A 2018 Beaujolais Nouveau Celebration
Kysela Pere et Fils Imports
Friday, November 16, 2018 – 6:30 pm
All the grapes (Gamay) in the Beaujolais region must be picked by hand. These are the only vineyards, along with Champagne, where hand-harvesting is mandatory.
Join us Friday, November 16, 2018, as we co-host our 27th annual Beaujolais Nouveau Celebration with Kysela Pere et Fils of Winchester, Virginia. National Sales Manager James Francisco will join us in a tasting of fifteen wines from his outstanding portfolio. Chef John D’Amico has created a six-course dinner to compliment these wines.
Beaujolais Nouveau is always released on the third Thursday of November, regardless of the start of the harvest. Beaujolais Nouveau owes its easy drinkability to a winemaking process called carbonic maceration, also called whole berry fermentation. This technique preserves the fresh, fruity quality of the wine, without extracting bitter tannins from the grape skins. The Beaujolais “Noveau” dinner will feature thirteen wines from Fran Kysela’s outstanding portfolio.
Robert Parker on Kysela: “Kysela’s offerings all tend to be extremely pure, ripe, fruity wines…in short, faithful reflections of their appellations.”
“My philosophy on wine is one based on quality. Nothing else matters but the quality of the juice in the bottle. I look for wines that are true to type and classic in their flavors. I prefer wines that are fresh and bright and show good fruit/acid balance. I am not a new oak person, feeling that too much wood obscures true regional character. The wines I select are focused and on target. There is nothing more exciting than tasting a wine that hits the mark.” -Fran Kysela
Pre-Dinner Old World vs . New World Red Wine Tasting.
Cheese Fondue, Black Truffle
Manchego and Parmigiano-Reggiano cheese fondue topped with a poached quail egg and freshly shaved black truffles.
Ribeiro “Blanco”, Vilerma, Ribeiro, Spain, 2017
Gruner Veltliner “Ried Eichelberg”, Leindl, Kamtal, Austria, 2016
Maine Lobster Quiche, Truffle Hollandaise
A flaky pie crust, filled with a savory custard with Maine Lobster, eggs, cream, shallots and Gruyère cheese and topped with a truffle hollandaise sauce.
Trebbiano “La Creete”, Otella, Lugana/Veneto, Italy, 2017
St. Veran, Maurice Martin, Burgundy, France, 2015
Champignons Savages de Saison, Beurre Plugrá®
A fall tasting of seasonally fresh sautèed wild mushrooms with Plugrá® butter and truffle risotto.
“Nouveau” Beaujolais Villages, Manoir du Carra, Beaujolais, France, 2018
Beaujolais “Moulin a Vent-Les Burdelines” Manoir du Carra, Beaujolais, France, 2016
Carré d’Agneau, Provençal
Roasted Colorado lamb chop, topped with a pistachio herb crust, served over roasted red tomatoes, braised cipollini onions, eggplant with sauce au natural.
Crozes-Hermitage “La Grande Sanguine”, Domaine Jean-Claude & Nicolas Fayolle, Northern Rhône Valley, France 2015
Gigondas “Tour Sarrasine”, Domaine Clos des Cazaux, Southern Rhône Valley, France 2016
Wild Boar, Venison and Veal Pot-au-Feu, Seasonal Vegetables
A combination of tenderloins of wild boar, venison and veal served with stewed root vegetables and cannellini bean purée in a rich rabbit, duck and veal stock.

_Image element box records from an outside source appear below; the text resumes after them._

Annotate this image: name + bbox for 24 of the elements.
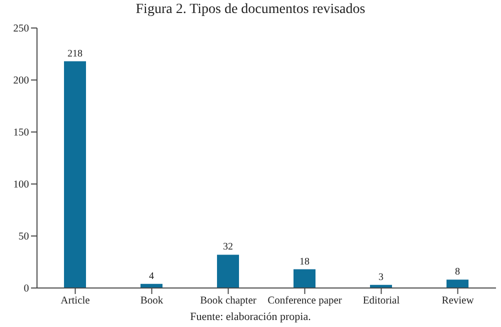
- x-tick-label: Editorial: [362, 295, 400, 306]
- data-label: 218: [68, 48, 82, 60]
- y-tick-label: 50: [18, 232, 29, 243]
- x-tick-label: Article: [60, 295, 90, 306]
- bar: [64, 61, 86, 288]
- data-label: 4: [149, 270, 154, 282]
- data-label: 18: [300, 256, 310, 268]
- x-tick-label: Book chapter: [200, 295, 257, 306]
- y-tick-label: 0: [24, 284, 29, 295]
- y-tick-label: 200: [13, 76, 29, 87]
- data-label: 32: [223, 242, 233, 253]
- y-tick-label: 150: [13, 128, 29, 139]
- x-tick-label: Conference paper: [268, 295, 342, 306]
- source-note: Fuente: elaboración propia.: [189, 311, 312, 323]
- bar: [217, 254, 239, 288]
- data-label: 8: [455, 266, 460, 278]
- bar: [294, 269, 316, 288]
- y-tick-label: 100: [13, 180, 29, 191]
- chart-title: Figura 2. Tipos de documentos revisados: [134, 2, 366, 18]
- data-label: 3: [378, 272, 384, 283]
- y-tick-label: 250: [13, 24, 29, 35]
- bar: [446, 280, 468, 288]
- x-tick-label: Review: [442, 295, 474, 306]
- x-tick-label: Book: [140, 295, 164, 306]
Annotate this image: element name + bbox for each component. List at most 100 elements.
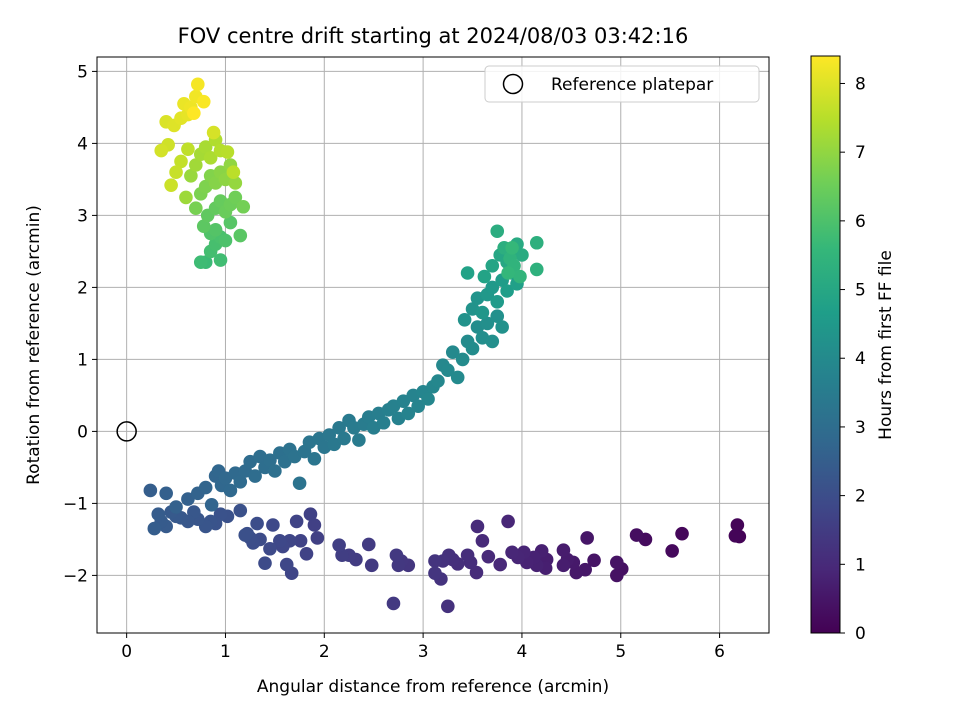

Ribero del Duero “Crianza”, Convento Oreja Ribero del Duero, Spain, 2014
Cuvée Prestige, Château des Landes, Lussac-Saint-Emilion, France, 2016
Pecan & Chocolate Tart, Crème Anglaise
A tart filled with caramel custard with pecans and chocolate with Chantilly cream and Madagascar French vanilla bean ice cream.